2023-06-28 17908, 2023
BrainzGit
[bookbrainz-site] 14MonkeyDo merged pull request #998 (03administration-system…adminPanelImprovements): feat(Admin System): Add edit buttons instead of icons and use refs instead of updateResultsTrigger https://github.com/metabrainz/bookbrainz-site/pul…

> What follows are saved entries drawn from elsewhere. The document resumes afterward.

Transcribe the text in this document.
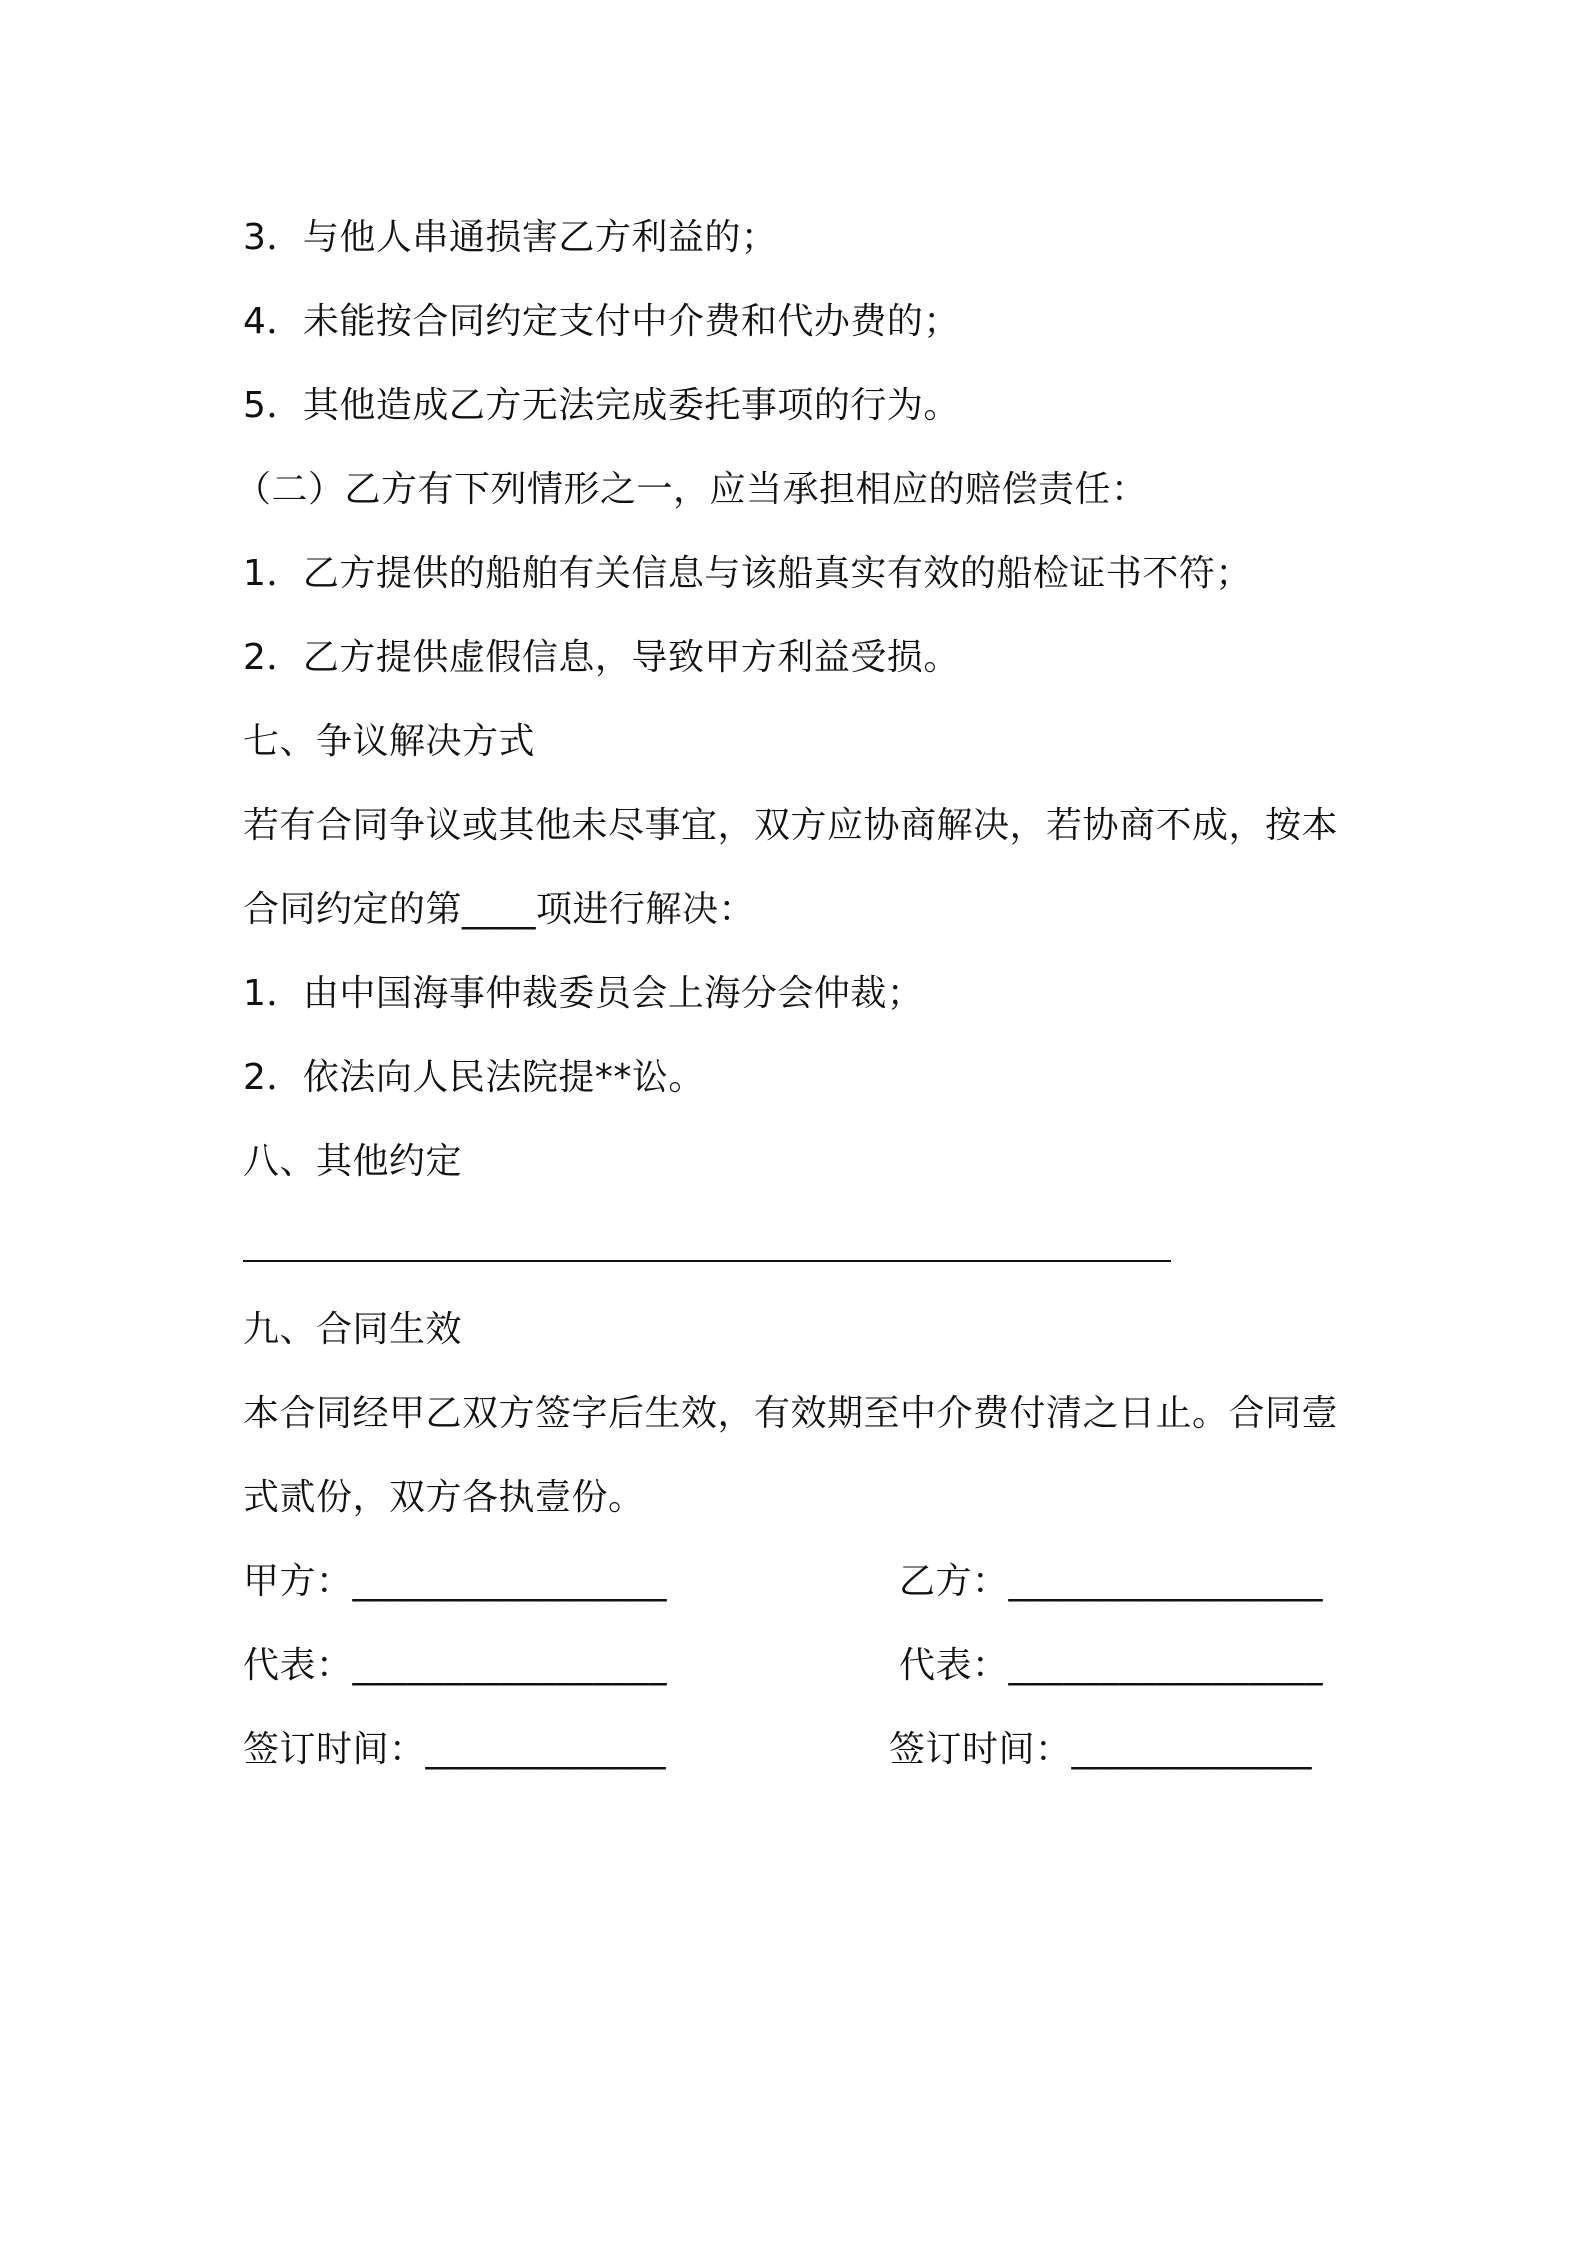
3．与他人串通损害乙方利益的；
4．未能按合同约定支付中介费和代办费的；
5．其他造成乙方无法完成委托事项的行为。
（二）乙方有下列情形之一，应当承担相应的赔偿责任：
1．乙方提供的船舶有关信息与该船真实有效的船检证书不符；
2．乙方提供虚假信息，导致甲方利益受损。
七、争议解决方式
若有合同争议或其他未尽事宜，双方应协商解决，若协商不成，按本
合同约定的第____项进行解决：
1．由中国海事仲裁委员会上海分会仲裁；
2．依法向人民法院提**讼。
八、其他约定
九、合同生效
本合同经甲乙双方签字后生效，有效期至中介费付清之日止。合同壹
式贰份，双方各执壹份。
甲方：_________________	乙方：_________________
代表：_________________	代表：_________________
签订时间：_____________	签订时间：_____________
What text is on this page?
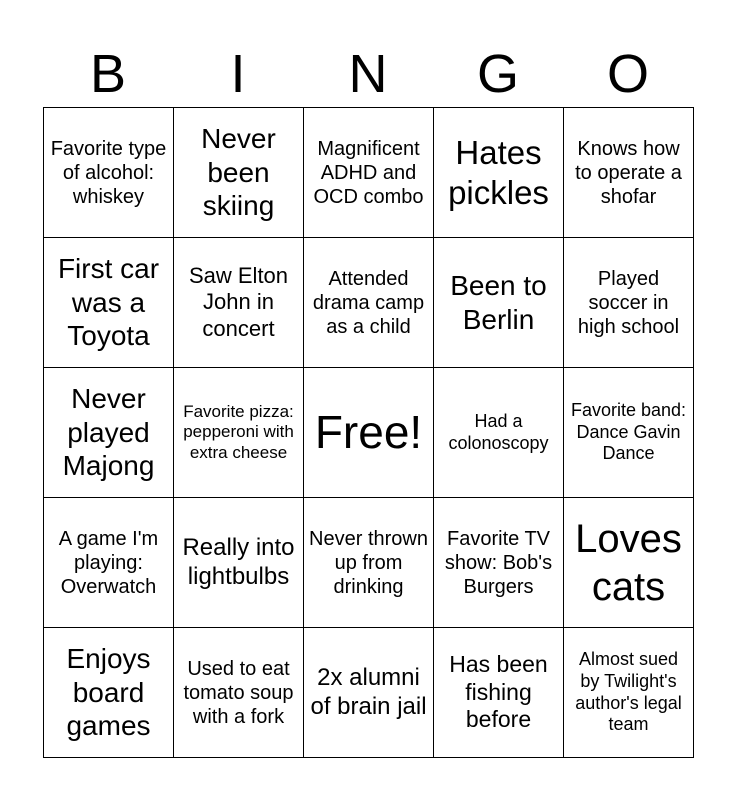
B	I	N	G	O
Favorite type of alcohol: whiskey	Never been skiing	Magnificent ADHD and OCD combo	Hates pickles	Knows how to operate a shofar
First car was a Toyota	Saw Elton John in concert	Attended drama camp as a child	Been to Berlin	Played soccer in high school
Never played Majong	Favorite pizza: pepperoni with extra cheese	Free!	Had a colonoscopy	Favorite band: Dance Gavin Dance
A game I'm playing: Overwatch	Really into lightbulbs	Never thrown up from drinking	Favorite TV show: Bob's Burgers	Loves cats
Enjoys board games	Used to eat tomato soup with a fork	2x alumni of brain jail	Has been fishing before	Almost sued by Twilight's author's legal team
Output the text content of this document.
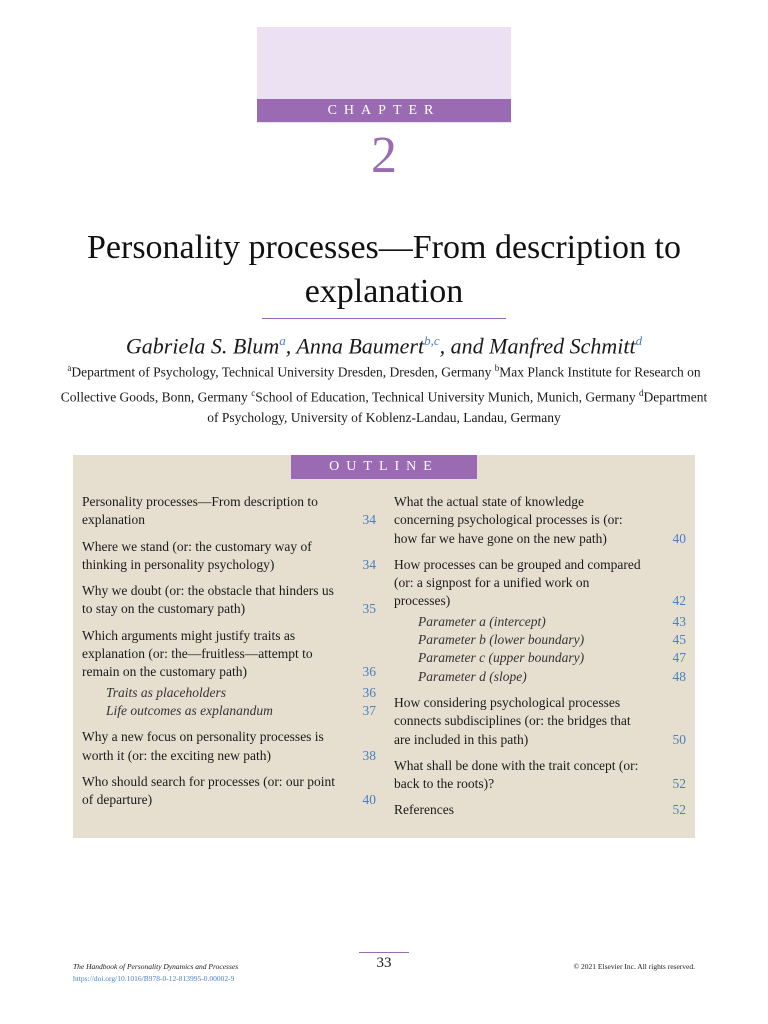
CHAPTER
2
Personality processes—From description to explanation
Gabriela S. Blum$^a$, Anna Baumert$^{b,c}$, and Manfred Schmitt$^d$
$^a$Department of Psychology, Technical University Dresden, Dresden, Germany $^b$Max Planck Institute for Research on Collective Goods, Bonn, Germany $^c$School of Education, Technical University Munich, Munich, Germany $^d$Department of Psychology, University of Koblenz-Landau, Landau, Germany
OUTLINE
Personality processes—From description to explanation	34
Where we stand (or: the customary way of thinking in personality psychology)	34
Why we doubt (or: the obstacle that hinders us to stay on the customary path)	35
Which arguments might justify traits as explanation (or: the—fruitless—attempt to remain on the customary path)	36
Traits as placeholders	36
Life outcomes as explanandum	37
Why a new focus on personality processes is worth it (or: the exciting new path)	38
Who should search for processes (or: our point of departure)	40
What the actual state of knowledge concerning psychological processes is (or: how far we have gone on the new path)	40
How processes can be grouped and compared (or: a signpost for a unified work on processes)	42
Parameter a (intercept)	43
Parameter b (lower boundary)	45
Parameter c (upper boundary)	47
Parameter d (slope)	48
How considering psychological processes connects subdisciplines (or: the bridges that are included in this path)	50
What shall be done with the trait concept (or: back to the roots)?	52
References	52
33
The Handbook of Personality Dynamics and Processes
https://doi.org/10.1016/B978-0-12-813995-0.00002-9
© 2021 Elsevier Inc. All rights reserved.
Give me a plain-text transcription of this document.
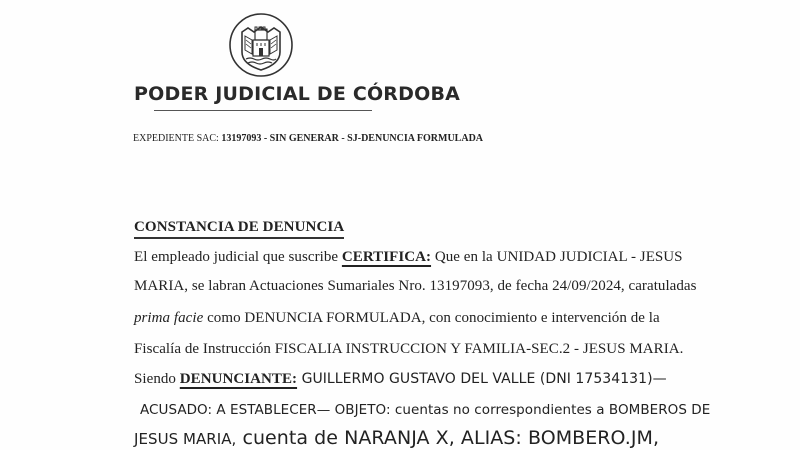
PODER JUDICIAL DE CÓRDOBA
EXPEDIENTE SAC: 13197093 - SIN GENERAR - SJ-DENUNCIA FORMULADA
CONSTANCIA DE DENUNCIA
El empleado judicial que suscribe CERTIFICA: Que en la UNIDAD JUDICIAL - JESUS
MARIA, se labran Actuaciones Sumariales Nro. 13197093, de fecha 24/09/2024, caratuladas
prima facie como DENUNCIA FORMULADA, con conocimiento e intervención de la
Fiscalía de Instrucción FISCALIA INSTRUCCION Y FAMILIA-SEC.2 - JESUS MARIA.
Siendo DENUNCIANTE: GUILLERMO GUSTAVO DEL VALLE (DNI 17534131)—
ACUSADO: A ESTABLECER— OBJETO: cuentas no correspondientes a BOMBEROS DE
JESUS MARIA, cuenta de NARANJA X, ALIAS: BOMBERO.JM,
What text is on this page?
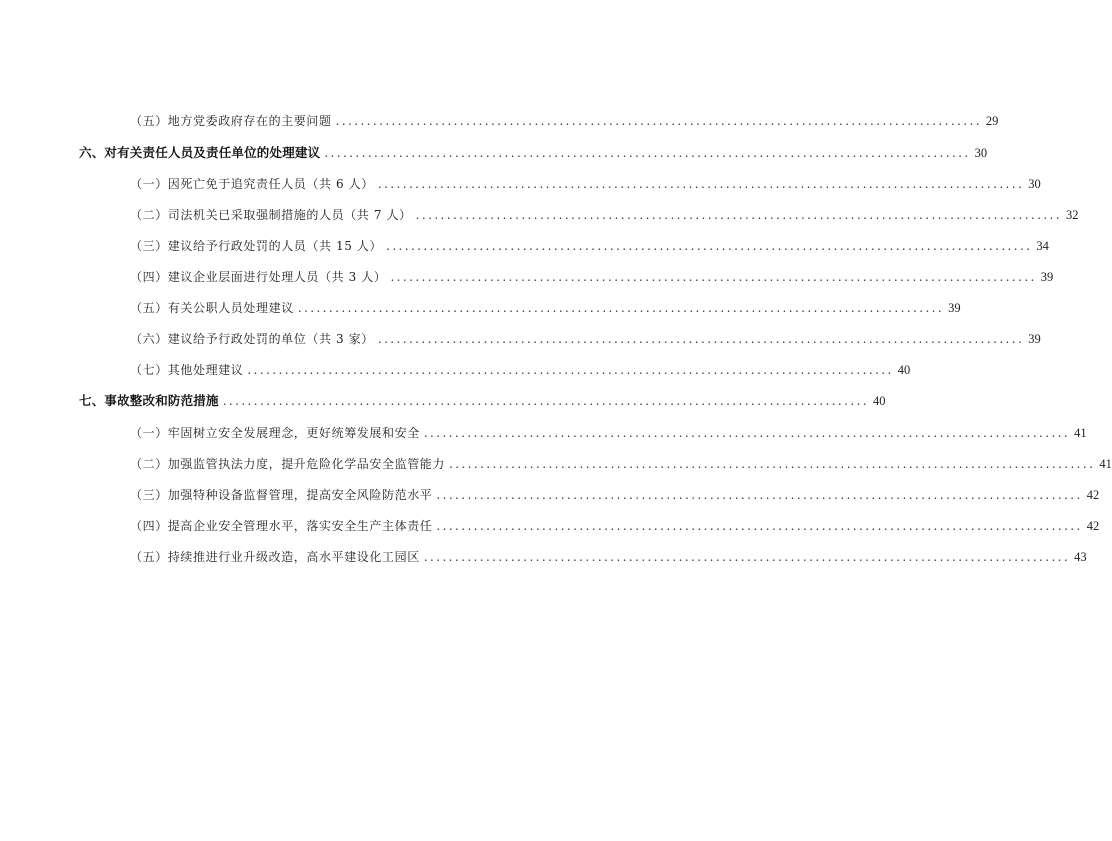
（五）地方党委政府存在的主要问题 ........................................................................................................ 29
六、对有关责任人员及责任单位的处理建议 ........................................................................................................ 30
（一）因死亡免于追究责任人员（共 6 人） ........................................................................................................ 30
（二）司法机关已采取强制措施的人员（共 7 人） ........................................................................................................ 32
（三）建议给予行政处罚的人员（共 15 人） ........................................................................................................ 34
（四）建议企业层面进行处理人员（共 3 人） ........................................................................................................ 39
（五）有关公职人员处理建议 ........................................................................................................ 39
（六）建议给予行政处罚的单位（共 3 家） ........................................................................................................ 39
（七）其他处理建议 ........................................................................................................ 40
七、事故整改和防范措施 ........................................................................................................ 40
（一）牢固树立安全发展理念，更好统筹发展和安全 ........................................................................................................ 41
（二）加强监管执法力度，提升危险化学品安全监管能力 ........................................................................................................ 41
（三）加强特种设备监督管理，提高安全风险防范水平 ........................................................................................................ 42
（四）提高企业安全管理水平，落实安全生产主体责任 ........................................................................................................ 42
（五）持续推进行业升级改造，高水平建设化工园区 ........................................................................................................ 43
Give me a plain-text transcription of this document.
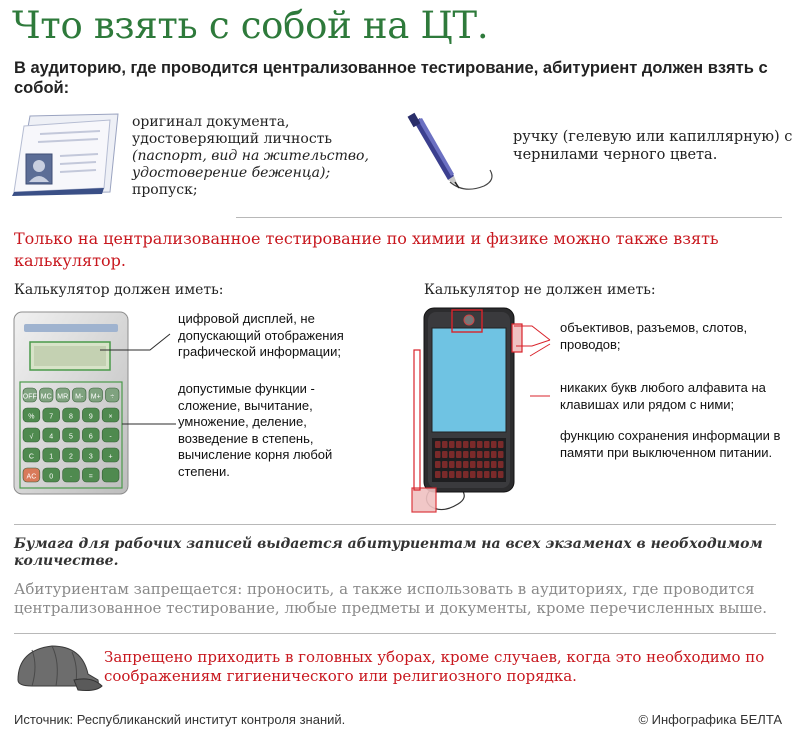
Что взять с собой на ЦТ.
В аудиторию, где проводится централизованное тестирование, абитуриент должен взять с собой:
оригинал документа,
удостоверяющий личность
(паспорт, вид на жительство,
удостоверение беженца);
пропуск;
ручку (гелевую или капиллярную) с чернилами черного цвета.
Только на централизованное тестирование по химии и физике можно также взять калькулятор.
Калькулятор должен иметь:	Калькулятор не должен иметь:
OFF MC MR M- M+ ÷
% 7 8 9 ×
√ 4 5 6 -
C 1 2 3 +
AC 0 · =
цифровой дисплей, не допускающий отображения графической информации;
допустимые функции - сложение, вычитание, умножение, деление, возведение в степень, вычисление корня любой степени.
объективов, разъемов, слотов, проводов;
никаких букв любого алфавита на клавишах или рядом с ними;
функцию сохранения информации в памяти при выключенном питании.
Бумага для рабочих записей выдается абитуриентам на всех экзаменах в необходимом количестве.
Абитуриентам запрещается: проносить, а также использовать в аудиториях, где проводится централизованное тестирование, любые предметы и документы, кроме перечисленных выше.
Запрещено приходить в головных уборах, кроме случаев, когда это необходимо по соображениям гигиенического или религиозного порядка.
Источник: Республиканский институт контроля знаний.	© Инфографика БЕЛТА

TOPIC: MetaBrainz Community and Development channel | MusicBrainz non-development: #musicbrainz | BookBrainz: #bookbrainz | Channel is logged; see https://musicbrainz.org/doc/IRC for details | Agenda: Reviews, LLM policy (aerozol/reo), MBS-13146 (yvanzo), Google Fonts (ruaok)
2023-06-28 17927, 2023
mayhem
next meeting is going to be a bear
2023-06-28 17941, 2023
yvanzo
At the same time, let’s fund a corporation named Script and take over Alphabet. ;)
2023-06-28 17933, 2023
TOPIC: MetaBrainz Community and Development channel | MusicBrainz non-development: #musicbrainz | BookBrainz: #bookbrainz | Channel is logged; see https://musicbrainz.org/doc/IRC for details | Agenda: Reviews, LLM policy (aerozol/reo), MBS-13146: reCAPTCHA (yvanzo), ORG-51: Google Fonts (ruaok)
2023-06-28 17954, 2023
atj
yvanzo: i assume registration is blocked unless recaptcha consent is given?
2023-06-28 17923, 2023
mayhem
not currently, but that is how it will need to be unless we switch to a different captcha.
2023-06-28 17906, 2023
atj
yeah, sorry i meant in the proposed solution
2023-06-28 17942, 2023
atj
does a GDPR compliant captcha exist?
2023-06-28 17951, 2023
yvanzo
atj: I’m not sure that is an option.
2023-06-28 17905, 2023
atj
yvanzo: why not?
2023-06-28 17924, 2023
zapmonkey joined the channel
2023-06-28 17932, 2023
yvanzo
Cookie walls are not allowed. We have to make sure we can require this one to be set.
2023-06-28 17957, 2023
mayhem
what is a cookie wall?
2023-06-28 17917, 2023
yvanzo
not that delicious
2023-06-28 17951, 2023
yvanzo
Basically blocking access to a website for not accepting non-essential cookies.
2023-06-28 17906, 2023
atj
cookie wall == cookie prompt?
2023-06-28 17942, 2023
yvanzo
But I just don’t know atm, it has to be investigated.
2023-06-28 17949, 2023
mayhem
as per GDPR?
2023-06-28 17933, 2023
yvanzo
I just answered :)
2023-06-28 17934, 2023
atj
personally, i think it's reasonable to prevent registration unless consent is given for recaptcha, and i don't see why this approach would not be GDPR compliant
2023-06-28 17919, 2023
yvanzo
law?
2023-06-28 17948, 2023
yvanzo
I agree that it seems reasonable too.
2023-06-28 17912, 2023
mayhem
I mean we do this for LB. When you create your account you accept that LB processes your data or you delete your account.